Shars Carbide Tipped Tools Bits - Comments & Reviews

The brazed carbide lathe tools are rubbish.

Pretty strong position to take, Baron, and I suspect you might get some push back on this one. There are guys who love these brazed lathe tools and they have been used quite effectively on lathes as small as little Sherlines to large industrial lathes. They are cheap to buy, easy to condition and hone and will get you cutting very quickly, which is what I suspect David is trying to do. Moreover, they will cut effectively at speeds slower than inserted carbide provided the edges are sharp and they finish quite well if you put a small nose radius on them, too.

Brazed tools are not ideal, not by a long shot, but if I were in David's shoes I would be doing exactly what he is doing.
 
If time is the issue and you have a nice grinder available, just grinding up a bunch of HSS square tools is pretty fast. Maybe make the students hone them.. And maybe you can include "The Book of Mikey" with the bits and diamond hones.

Could also have them hone the brazed carbide I suppose.
 
David, I had a quick look at the Shar's set and I don't think I would go for that one. There are a few types of tools that you will actually use and this one is cheap and has multiple copies of the ones you will use most often: https://allindustrial.com/all-indus...ipped-lathe-tool-bit-set-brazed-single-point/

A few sets will supply multiple guys for not much money.
I have that set, and it is quite adequate. But like most imports you will probably have to grind back the (mild) steel shank supporting the carbide in order to provide relief for the carbide. You will also have to take a green wheel to the carbide to get the angles, then hone with a diamond wheel.

Like most folks, I use HSS, carbide inserts, and brazed carbide bits. They all work, in my opinion.

However, what I would definitely stay away from are the carbide tipped boring bars that SHARS sells. Those are not good.
 
Pretty strong position to take, Baron, and I suspect you might get some push back on this one. There are guys who love these brazed lathe tools and they have been used quite effectively on lathes as small as little Sherlines to large industrial lathes. They are cheap to buy, easy to condition and hone and will get you cutting very quickly, which is what I suspect David is trying to do. Moreover, they will cut effectively at speeds slower than inserted carbide provided the edges are sharp and they finish quite well if you put a small nose radius on them, too.

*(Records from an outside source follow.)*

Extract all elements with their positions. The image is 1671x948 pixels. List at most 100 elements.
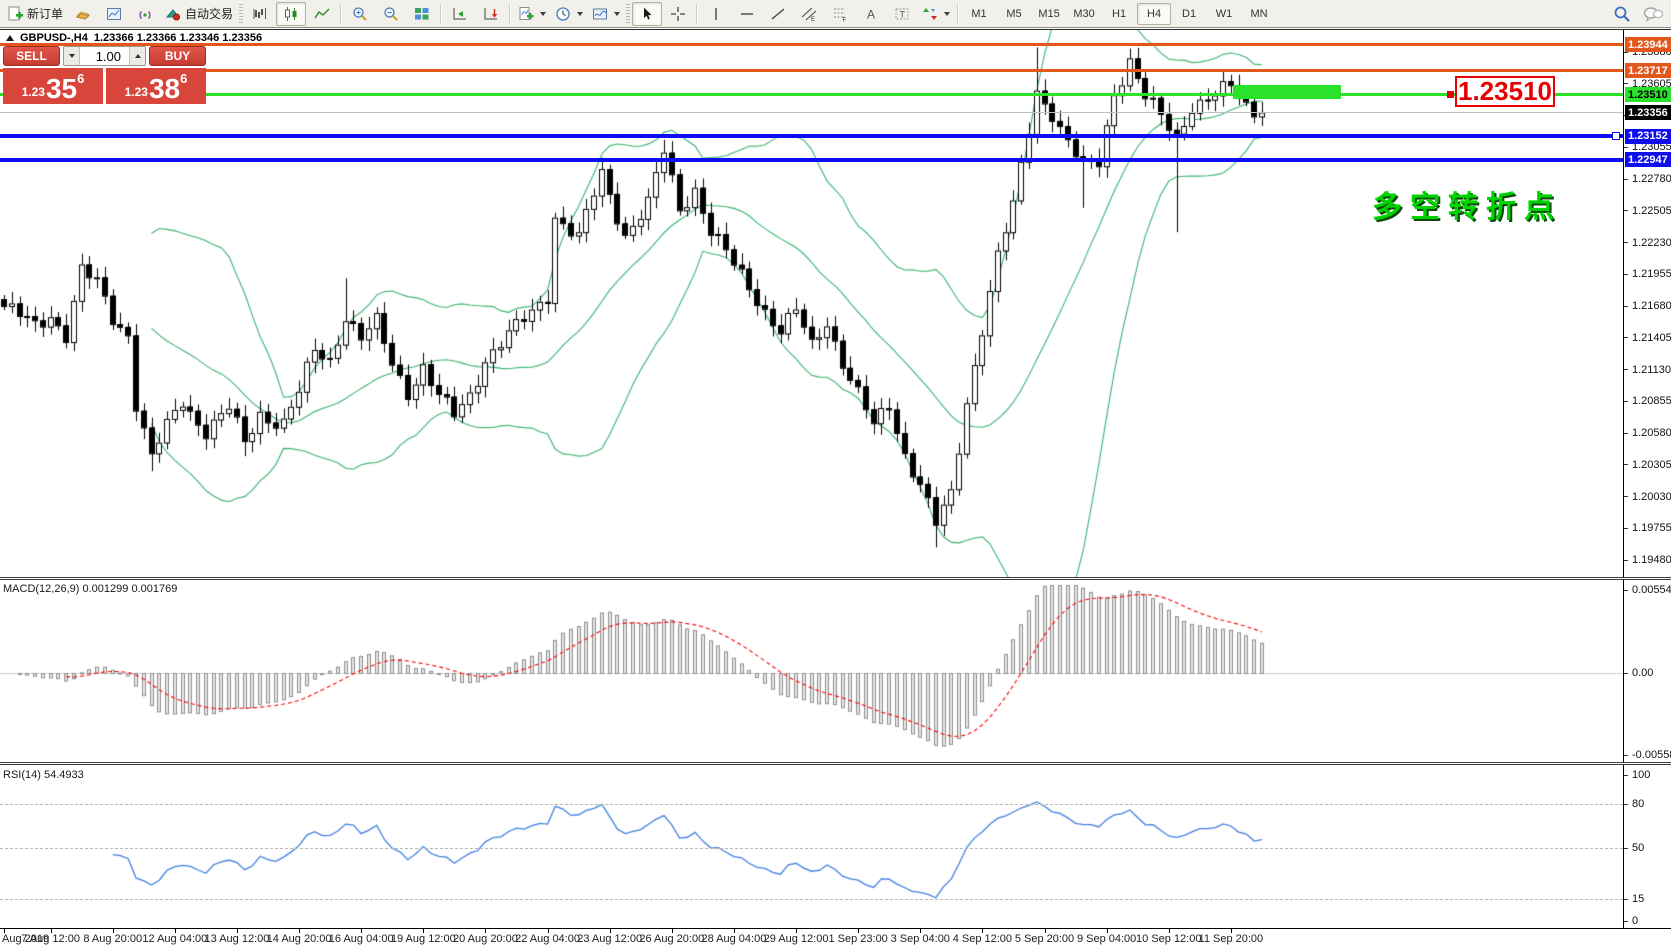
macd-axis-label: -0.005583 <box>1632 749 1671 761</box>
crosshair-button[interactable] <box>663 2 693 26</box>
price-tick-label: 1.20030 <box>1632 491 1671 503</box>
line-chart-button[interactable] <box>307 2 337 26</box>
price-box-anchor-marker[interactable] <box>1447 91 1454 98</box>
text-button[interactable]: A <box>856 2 886 26</box>
equidistant-channel-button[interactable]: E <box>794 2 824 26</box>
time-axis-label: 29 Aug 12:00 <box>764 933 829 945</box>
timeframe-button-m5[interactable]: M5 <box>997 3 1031 25</box>
macd-panel-separator[interactable] <box>0 577 1671 580</box>
timeframe-button-m15[interactable]: M15 <box>1032 3 1066 25</box>
vertical-line-button[interactable] <box>701 2 731 26</box>
signals-button[interactable] <box>130 2 160 26</box>
text-label-icon: T <box>894 6 910 22</box>
price-badge-support-lower: 1.22947 <box>1625 152 1671 167</box>
timeframe-button-d1[interactable]: D1 <box>1172 3 1206 25</box>
ohlc-values: 1.23366 1.23366 1.23346 1.23356 <box>94 32 262 44</box>
dropdown-caret <box>614 12 620 16</box>
hline-anchor-marker[interactable] <box>1612 132 1620 140</box>
rsi-level-15 <box>0 899 1623 900</box>
timeframe-button-mn[interactable]: MN <box>1242 3 1276 25</box>
chart-title-row: GBPUSD-,H4 1.23366 1.23366 1.23346 1.233… <box>6 32 262 44</box>
timeframe-button-m30[interactable]: M30 <box>1067 3 1101 25</box>
clock-icon <box>555 6 571 22</box>
price-tick-mark <box>1624 242 1628 243</box>
price-annotation-box[interactable]: 1.23510 <box>1455 76 1555 107</box>
rsi-level-80 <box>0 804 1623 805</box>
turning-point-annotation[interactable]: 多空转折点 <box>1372 182 1562 226</box>
timeframe-button-h4[interactable]: H4 <box>1137 3 1171 25</box>
macd-tick-mark <box>1624 673 1628 674</box>
insert-group <box>514 2 624 26</box>
bar-chart-icon <box>252 6 268 22</box>
timeframe-button-w1[interactable]: W1 <box>1207 3 1241 25</box>
price-tick-mark <box>1624 147 1628 148</box>
buy-price-box[interactable]: 1.23 38 6 <box>106 68 206 104</box>
charts-window-button[interactable] <box>99 2 129 26</box>
template-icon <box>592 6 608 22</box>
price-tick-label: 1.20305 <box>1632 459 1671 471</box>
price-badge-resistance-lower: 1.23717 <box>1625 63 1671 78</box>
market-watch-button[interactable] <box>68 2 98 26</box>
toolbar-grip[interactable] <box>626 4 630 24</box>
fibonacci-icon: F <box>832 6 848 22</box>
auto-scroll-button[interactable] <box>445 2 475 26</box>
objects-group: E F A T <box>701 2 954 26</box>
periods-button[interactable] <box>551 2 587 26</box>
chat-button[interactable] <box>1638 2 1668 26</box>
macd-canvas[interactable] <box>0 580 1623 762</box>
price-tick-mark <box>1624 179 1628 180</box>
text-label-button[interactable]: T <box>887 2 917 26</box>
indicators-icon <box>518 6 534 22</box>
fibonacci-button[interactable]: F <box>825 2 855 26</box>
macd-axis-label: 0.005543 <box>1632 584 1671 596</box>
arrows-button[interactable] <box>918 2 954 26</box>
rsi-level-50 <box>0 848 1623 849</box>
rsi-tick-mark <box>1624 921 1628 922</box>
bar-chart-button[interactable] <box>245 2 275 26</box>
hline-bid-price-line[interactable] <box>0 112 1623 113</box>
indicators-button[interactable] <box>514 2 550 26</box>
rsi-panel-separator[interactable] <box>0 762 1671 765</box>
highlight-rectangle[interactable] <box>1233 85 1341 99</box>
hline-pivot-green[interactable] <box>0 93 1623 96</box>
hline-support-upper[interactable] <box>0 134 1623 138</box>
toolbar-grip[interactable] <box>239 4 243 24</box>
trendline-button[interactable] <box>763 2 793 26</box>
hline-support-lower[interactable] <box>0 158 1623 162</box>
volume-field[interactable]: 1.00 <box>80 47 129 65</box>
macd-tick-mark <box>1624 755 1628 756</box>
templates-button[interactable] <box>588 2 624 26</box>
rsi-label-row: RSI(14) 54.4933 <box>3 769 84 781</box>
candlestick-chart-button[interactable] <box>276 2 306 26</box>
zoom-in-button[interactable] <box>345 2 375 26</box>
volume-increase-button[interactable] <box>129 47 145 65</box>
buy-price-prefix: 1.23 <box>125 85 148 99</box>
svg-text:T: T <box>900 9 906 19</box>
time-axis-label: 7 Aug 12:00 <box>21 933 80 945</box>
buy-button[interactable]: BUY <box>149 46 206 66</box>
sell-button[interactable]: SELL <box>3 46 60 66</box>
search-button[interactable] <box>1607 2 1637 26</box>
zoom-out-button[interactable] <box>376 2 406 26</box>
new-order-button[interactable]: 新订单 <box>3 2 67 26</box>
time-axis-label: 5 Sep 20:00 <box>1015 933 1074 945</box>
cursor-button[interactable] <box>632 2 662 26</box>
macd-value-signal: 0.001769 <box>131 583 177 595</box>
timeframe-button-h1[interactable]: H1 <box>1102 3 1136 25</box>
one-click-panel-toggle[interactable] <box>6 35 14 41</box>
time-axis-label: 28 Aug 04:00 <box>701 933 766 945</box>
hline-resistance-lower[interactable] <box>0 69 1623 72</box>
volume-decrease-button[interactable] <box>64 47 80 65</box>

Brazed tools are not ideal, not by a long shot, but if I were in David's shoes I would be doing exactly what he is doing.


Here is the pushback ....... Micro 100 brazed carbide tools are ready to use out of the box, are not very expensive when compared to quality M42 bits and are tough enough carbide to handle modest mistakes and interrupted cuts. The cheap o brazed carbide tools that come from Asia can be used if one is careful and makes no mistakes. The mistake I see newbies make most often with carbide is to periodically dribble oil or coolant on the tool when in use thinking this is helpful. It most certainly is not and the temperature shock of cooling a hot bit will often fracture the bit very quickly. my rule for carbide is if you can not flood, or continuously mist it, or run continuous air then run dry and take lighter cuts with quicker feed to keep temps down.

I use Micro 100 bits on all 3 of my lathes, a flimsy little China machine that gets rare use, my Taiwanese 1640 and a 10EE , no problem running it on any of em. I will go so far as to say if you have not run Micro 100 bits you don't know what brazed carbide is capable of, its that dramatic. For sharpening I use a diamond hone, if it is really buggered I use a green wheel and then hone, no spendy tooling required.
 
+1 for Micro 100 bits - tough as hell, stay sharp for a very long time and will cut almost anything. Not nearly as fragile as typical brazed bits, either. All my current brazed bits are from Micro 100, too.
 
Yup, we got "The Book of Mikey"! Now you're going to have to do something else amazing!

Yeah, I'm not likely to repeat that one. I wish Chris Poulsen stuck around - he was a brazed carbide guy that would have put this whole thing to rest.